А большевики столкнулись с проблемой, о которой вряд ли думали раньше: с ними попросту никто не хотел сотрудничать. Что стоит хунта, захватившая власть, если у нее нет ни управленческого аппарата, ни полиции, ни армии? Чиновники не хотели выполнять своих прямых обязанностей, чтобы не работать на узурпаторов, и никакие декреты, грозившие смертной казнью за саботаж, никакие Чрезвычайные комиссии не могли тут ничего изменить. В конце концов, чиновник может сидеть в своем кресле весь положенный рабочий день, усердно скрипеть пером и звонить по телефону… Но при этом он будет работать так, что лучше бы он этого не делал.
Большевики, хотят они этого или нет, вынуждены формировать новый аппарат управления государством. Чиновников им надо много, гораздо больше, чем было в старой Российской империи, — уже потому, что их государство берется управлять такими областями жизни, в которые царская Россия и не думала никогда лезть, — хотя бы тщательный контроль за производством и потреблением произведенной продукции. Механизм рыночной экономики крутится сам; если надо распределять все на свете, приходится заводить целые управления этих распределяющих. А образованный слой к большевикам на службу не шел! Русские европейцы были совершенно едины с еврейскими европейцами в этом упорном нежелании работать на творящееся безумие. Да и «эксперименты», приводящие в такой восторг престарелого господина Померанца, вызывали у них не так много положительных эмоций.
И «…когда после Октября русская интеллигенция в массе отказалась сотрудничать с большевиками… решительные и цепкие ленинцы обратились за помощью к евреям, энергичным, смекалистым, способным и дотоле униженным, подавленным, затоптанным чертой оседлости и иными „еврейскими законами“.
Миллионам жителей гнилых местечек, старьевщикам, контрабандистам, продавцам сельтерской воды, отточившим волю в борьбе за жизнь и мозг за вечерним чтением Торы и Талмуда, власть предложила переехать в Москву, Петроград, Киев, взять в свои нервные, быстрые руки все, выпавшее из холеных рук потомственной интеллигенции, — все, от финансов великой державы до атомной физики, от шахмат до тайной полиции. Они не удержались от Исаакова соблазна, тем более, что в придачу к чечевичной похлебке им предложили строить „землю обетованную“, „новое Царство Божие на Земле“, сиречь Коммунизм, которое являлось вековой мечтой народа. Кто имеет право осудить их за это историческое заблуждение и историческую расплату с Россией за черту оседлости и погромы, — кто, кроме нас, их горько раскаивающихся потомков?» [3, с. 44–45].
Ну, допустим, и судить, и осудить имеют право многие: например, потомки тех, кого эти обладатели «нервных, быстрых рук» пытали и убивали для достижения своих целей, — а таких людей в современной России десятки миллионов человек.

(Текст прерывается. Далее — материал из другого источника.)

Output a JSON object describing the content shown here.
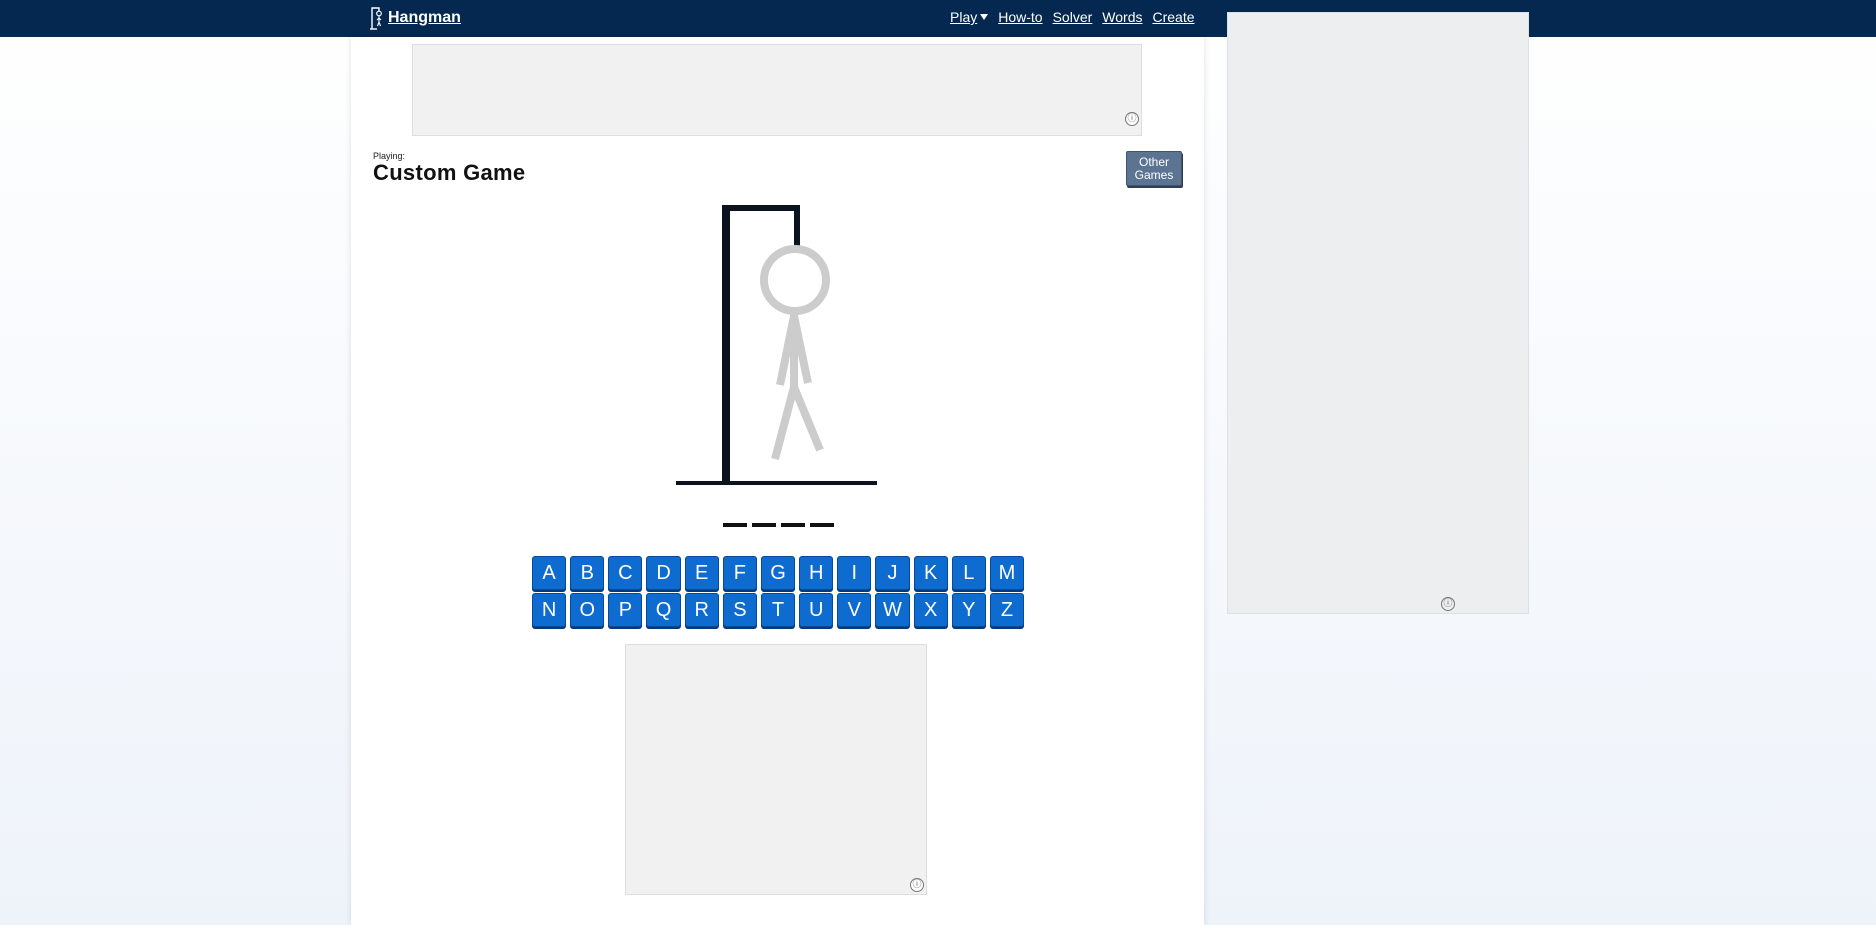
{
  "header": {
    "logo_text": "Hangman",
    "logo_icon": "hangman-figure-icon",
    "nav": {
      "play": "Play",
      "howto": "How-to",
      "solver": "Solver",
      "words": "Words",
      "create": "Create"
    }
  },
  "game": {
    "playing_label": "Playing:",
    "title": "Custom Game",
    "other_games_label": "Other\nGames",
    "word_blanks": [
      "_",
      "_",
      "_",
      "_"
    ]
  },
  "keyboard": {
    "row1": [
      "A",
      "B",
      "C",
      "D",
      "E",
      "F",
      "G",
      "H",
      "I",
      "J",
      "K",
      "L",
      "M"
    ],
    "row2": [
      "N",
      "O",
      "P",
      "Q",
      "R",
      "S",
      "T",
      "U",
      "V",
      "W",
      "X",
      "Y",
      "Z"
    ]
  },
  "ads": {
    "info_symbol": "ⓘ"
  },
  "colors": {
    "header_bg": "#052851",
    "key_bg": "#0e6bcf",
    "other_games_bg": "#5b7492",
    "gallows": "#0b1320",
    "figure": "#cccccc"
  }
}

Но в главном автор прав: большинство евреев 1918 года пошли на службу к больщевикам. Кто — для карьеры, кто — истово веря в их цели, кто — увидев в большевиках «свою», еврейскую власть. Но пошли. И раскаиваются в преступлениях предков далеко не все потомки.
Большинство-то ведь и по сей день объясняет свои несчастья, никак не анализируя собственные грехи, сваливая все на то, что Россия — «страна с сильной традицией враждебности к евреям» [124, с. 264].
А тогда, в 1920 году, руководитель Евсекции Интернационала С. Диманштейн рассказывает, что он обратился к Ленину с просьбой запретить листовку Горького: листовка содержала такие похвалы евреям, что возникало впечатление — «революция держится на евреях, и в особенности на их середняцком элементе». На что Диманштейн получил разъяснение, что для «дела революции» и правда оказалось очень важным, что во время войны много евреев было эвакуировано вглубь России, и «значительное количество еврейской средней интеллигенции оказалось в русских городах. Они сорвали тот генеральный саботаж, с которым мы встретились после Октябрьской революции и который был нам крайне опасен. Еврейские элементы, хотя далеко не все, саботировали этот саботаж и этим выручили революцию в нужный момент» [125, с. 264–265].
Уинстон Черчилль, выступая в палате представителей 5 ноября 1919 г., сказал: «Нет надобности преувеличивать роль, сыгранную в создании большевизма и подлинного участия в русской революции интернациональных евреев-атеистов. Более того, главное вдохновение и движущая сила исходят от еврейских вождей. В советских учреждениях преобладание евреев более чем удивительно. И главная часть в проведении системы террора, учрежденного ЧК, была осуществлена евреями и в некоторых случаях еврейками. Такая же дьявольская известность была достигнута евреями в период террора, когда Венгрией правил еврей Бела Кун».